For one thing, the movie looks like it's shot on a low-grade camcorder that the director borrowed from his mom. Wait, I take that back. There were multiple directors that steered this shit-ship, so maybe they all borrowed their mom's camcorders respectively. For the life of me, I cannot figure out why multiple directors were even -necessary- as the style remained completely the same for each sequence, that style being "absolute shit."

The plot is so laughable and convoluted that you can actually see the actors themselves become confused and tired as the film progresses. Oh, and that pseudo-European pornstar wizard that I mentioned before? That's Richard Moll. Yeah, the bald guy from Night Court. Total icing on the cake. I feel the film was conceived in a very hazy and vague manner, something like all the directors sitting around a table at a bar and saying in unison, "wouldn't it be funny if..." or "wouldn't it be crazy if..." They even have the audacity (or stupidity) to try and throw in a moral to the story. Since the dialogue is so hackneyed and robotic, it's far too difficult to even paraphrase it, but it was something along the lines of abusing power out of boredom. You know, because having pointless, shoddy fantasy fight sequences is a cure for boredom.

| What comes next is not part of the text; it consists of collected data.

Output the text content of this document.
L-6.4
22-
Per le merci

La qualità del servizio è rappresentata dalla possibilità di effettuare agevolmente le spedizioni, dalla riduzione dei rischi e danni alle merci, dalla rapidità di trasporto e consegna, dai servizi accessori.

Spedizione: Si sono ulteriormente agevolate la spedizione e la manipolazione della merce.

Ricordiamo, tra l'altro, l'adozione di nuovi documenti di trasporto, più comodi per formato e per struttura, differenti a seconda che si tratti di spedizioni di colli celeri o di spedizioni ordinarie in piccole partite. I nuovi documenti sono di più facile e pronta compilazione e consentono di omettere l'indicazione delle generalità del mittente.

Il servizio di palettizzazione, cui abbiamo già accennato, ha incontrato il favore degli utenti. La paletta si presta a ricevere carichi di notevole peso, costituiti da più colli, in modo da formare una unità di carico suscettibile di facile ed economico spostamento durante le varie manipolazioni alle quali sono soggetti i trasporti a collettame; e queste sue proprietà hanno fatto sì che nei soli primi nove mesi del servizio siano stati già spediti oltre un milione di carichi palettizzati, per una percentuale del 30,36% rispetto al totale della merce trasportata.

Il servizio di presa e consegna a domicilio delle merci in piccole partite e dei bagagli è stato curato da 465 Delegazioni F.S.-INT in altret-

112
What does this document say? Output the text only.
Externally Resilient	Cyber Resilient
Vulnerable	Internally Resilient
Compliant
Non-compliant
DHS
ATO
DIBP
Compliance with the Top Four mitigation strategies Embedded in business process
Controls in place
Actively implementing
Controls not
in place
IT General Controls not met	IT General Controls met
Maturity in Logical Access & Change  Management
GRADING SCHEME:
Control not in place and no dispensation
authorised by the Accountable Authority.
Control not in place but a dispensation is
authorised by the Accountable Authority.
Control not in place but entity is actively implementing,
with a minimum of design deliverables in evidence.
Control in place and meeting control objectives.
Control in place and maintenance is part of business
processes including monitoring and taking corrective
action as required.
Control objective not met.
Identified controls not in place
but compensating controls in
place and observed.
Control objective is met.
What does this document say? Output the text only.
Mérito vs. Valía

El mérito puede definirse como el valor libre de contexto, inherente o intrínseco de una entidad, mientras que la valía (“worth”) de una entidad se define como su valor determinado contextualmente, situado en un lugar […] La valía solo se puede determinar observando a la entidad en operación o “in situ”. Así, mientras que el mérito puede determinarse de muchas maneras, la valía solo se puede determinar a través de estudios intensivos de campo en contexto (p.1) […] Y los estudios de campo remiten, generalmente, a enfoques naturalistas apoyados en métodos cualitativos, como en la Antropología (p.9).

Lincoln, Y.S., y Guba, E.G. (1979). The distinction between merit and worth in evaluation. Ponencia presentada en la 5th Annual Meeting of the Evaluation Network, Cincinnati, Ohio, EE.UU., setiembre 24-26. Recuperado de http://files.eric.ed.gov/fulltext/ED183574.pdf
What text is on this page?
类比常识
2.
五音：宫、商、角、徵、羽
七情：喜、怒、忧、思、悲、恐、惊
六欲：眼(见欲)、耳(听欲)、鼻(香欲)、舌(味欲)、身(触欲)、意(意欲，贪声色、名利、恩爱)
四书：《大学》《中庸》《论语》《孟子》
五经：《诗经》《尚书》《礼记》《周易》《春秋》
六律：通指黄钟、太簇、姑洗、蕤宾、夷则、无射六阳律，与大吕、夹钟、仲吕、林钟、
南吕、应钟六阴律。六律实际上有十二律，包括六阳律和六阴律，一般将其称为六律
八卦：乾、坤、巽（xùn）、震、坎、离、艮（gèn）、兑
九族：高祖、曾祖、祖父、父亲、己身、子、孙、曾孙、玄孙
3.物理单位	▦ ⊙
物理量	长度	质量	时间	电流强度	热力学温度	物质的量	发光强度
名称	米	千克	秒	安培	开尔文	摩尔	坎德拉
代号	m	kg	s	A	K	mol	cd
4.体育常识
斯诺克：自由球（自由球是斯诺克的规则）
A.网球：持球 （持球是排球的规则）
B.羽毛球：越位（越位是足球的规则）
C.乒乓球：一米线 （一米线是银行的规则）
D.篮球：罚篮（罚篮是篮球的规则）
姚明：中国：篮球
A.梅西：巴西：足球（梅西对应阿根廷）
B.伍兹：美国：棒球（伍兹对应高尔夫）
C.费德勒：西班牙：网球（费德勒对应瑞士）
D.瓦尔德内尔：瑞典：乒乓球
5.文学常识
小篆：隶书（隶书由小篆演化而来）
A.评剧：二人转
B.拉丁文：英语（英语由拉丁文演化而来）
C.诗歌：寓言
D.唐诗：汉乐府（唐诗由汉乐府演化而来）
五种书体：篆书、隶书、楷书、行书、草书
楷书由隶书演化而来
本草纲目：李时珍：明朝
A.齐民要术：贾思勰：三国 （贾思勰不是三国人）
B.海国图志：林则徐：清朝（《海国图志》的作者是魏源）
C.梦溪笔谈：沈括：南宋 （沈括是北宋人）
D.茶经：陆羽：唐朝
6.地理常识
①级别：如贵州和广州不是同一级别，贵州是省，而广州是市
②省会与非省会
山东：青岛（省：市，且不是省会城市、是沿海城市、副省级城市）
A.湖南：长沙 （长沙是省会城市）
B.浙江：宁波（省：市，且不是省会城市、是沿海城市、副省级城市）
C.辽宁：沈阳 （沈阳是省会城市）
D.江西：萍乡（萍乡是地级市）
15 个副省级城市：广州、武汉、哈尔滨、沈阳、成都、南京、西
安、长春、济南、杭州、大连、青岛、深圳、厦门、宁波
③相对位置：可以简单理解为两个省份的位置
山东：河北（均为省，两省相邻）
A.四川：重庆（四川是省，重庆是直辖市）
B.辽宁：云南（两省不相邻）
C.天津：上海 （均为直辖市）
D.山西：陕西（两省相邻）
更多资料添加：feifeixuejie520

And yet I think the most unforgivable aspect of The Dungeonmaster is the wrist-guard that brawny man uses throughout the film. All the props, costumes and set pieces look like garbage, the barren landscapes, the caves, the dungeons, the zombies, that SHITTY HEAVY METAL BAND "WASP" - but nothing stands quite as tall as this wrist-guard, which is a mix of a Texas Instruments calculator and that electronic sequencing game, Simon.

 This wrist-guard is the blatantly convenient plot device to be measured against all other movie plot devices. It has to be the most esoteric swiss-army knife man has ever conceived. If brawny man finds himself needing to shoot lasers at enemies, no problem. If he needs to shoot lasers in multiple directions at once, no problem. If he needs a laser-generated bar to pull himself up from certain death, no problem. If he needs very small, specific lasers that unlock handcuffs, no problem. If he needs to run a background check on a criminal, no problem. If he needs to plan the trajectory of ricocheting rocks off cave walls to hit a single target, no problem. If he needs to deflect samurai swords, no problem.

Jesus, this movie isn't even worth existing. It should negative exist. This isn't even just a "bad" bad movie, it's like taking the art form of movies on a cheap date, to IHOP or something because The Dungeonmaster is too cheap to splurge on Denny's, and still expect to get the goods. Also, I cannot condone any film that supports stealing from frozen Albert Einsteins.